2026-06-11 ยท Primitive

Plan Linting Is An AI Operating Primitive

The pattern I keep seeing in real AI implementation work is that the plan often fails before the model does.

The architecture may be directionally right. The product idea may be useful. The automation may even be technically feasible. But the plan quietly assumes away the hard parts: the first lookup before context exists, the permission boundary between public and private work, the state change that needs to be atomic, the handoff that has no owner, the exception path that only lives in someone's head.

Those are not edge cases in AI systems of action. They are the product surface.

A chatbot can survive vague plans because the user can notice when the answer is wrong and ask again. A system that acts on work cannot depend on that same forgiveness. Once software starts updating records, routing tasks, sending messages, creating approvals, or changing operational state, the plan needs stronger semantics.

I think this creates an underrated primitive for the next generation of AI software: plan linting.

By plan linting, I do not mean generic project management or a prettier checklist. I mean software that can inspect an intended workflow before execution and ask whether the plan is coherent against the business's actual operating constraints.

Does this step require context that has not been established yet?
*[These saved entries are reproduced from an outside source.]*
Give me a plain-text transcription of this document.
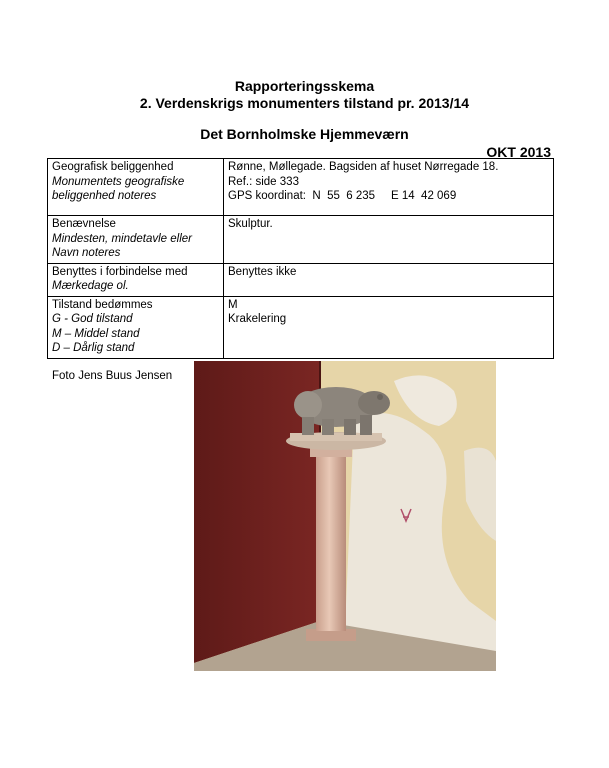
Rapporteringsskema
2. Verdenskrigs monumenters tilstand pr. 2013/14
Det Bornholmske Hjemmeværn
OKT 2013
Geografisk beliggenhed
Monumentets geografiske
beliggenhed noteres	Rønne, Møllegade. Bagsiden af huset Nørregade 18.
Ref.: side 333
GPS koordinat:  N  55  6 235     E 14  42 069

Benævnelse
Mindesten, mindetavle eller
Navn noteres	Skulptur.

Benyttes i forbindelse med
Mærkedage ol.	Benyttes ikke

Tilstand bedømmes
G - God tilstand
M – Middel stand
D – Dårlig stand	M
Krakelering
Foto Jens Buus Jensen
Does this lookup cross a permission boundary?

Does this state change happen in the same transaction as the event that depends on it?

Is there a human approval point before the customer-facing action?

If the handoff fails, where does the work become visible?

Those questions are mundane, which is why they matter. Real businesses do not break only because a model hallucinated. They break because authority, context, state, and escalation were implicit. Human teams paper over those gaps with memory and judgment. AI systems need them represented as software.

This is a different frame from "agents need better prompts." Prompts describe desired behavior. Operating plans define the path through context, permissions, state, feedback, and exception handling. If the plan has a contradiction, a more capable model may just execute the contradiction faster.

The product implication is that the durable AI operating layer is not only retrieval, orchestration, or workflow automation. It is the layer that turns messy human intent into executable plans with inspectable constraints.

That layer will need to know the difference between reading and changing state. It will need to model bootstrap paths, where the system is allowed to perform a narrow lookup before the broader context is available. It will need to recognize when two steps must be atomic rather than merely adjacent. It will need to surface missing owners and escalation paths before the workflow runs.

This is especially relevant in SMB markets because so much of the operating system is informal. The official process may be a spreadsheet, an inbox, a shared drive, and a manager's memory. The opportunity is not just to automate those businesses. It is to convert the judgment around those workflows into primitives the software can reason about.

The best AI products will not simply ask, "What should the agent do?"

They will ask, "Is there a safe path for this action to happen?"

That is a higher bar, and it is a better business. Once a system can lint a plan for boundaries, bootstraps, transactions, approvals, and failed handoffs, it becomes more than a copilot. It becomes an operating layer that helps the company understand its own work before delegating pieces of it to machines.

The useful reframe is that autonomy is not the starting point. Executable clarity is.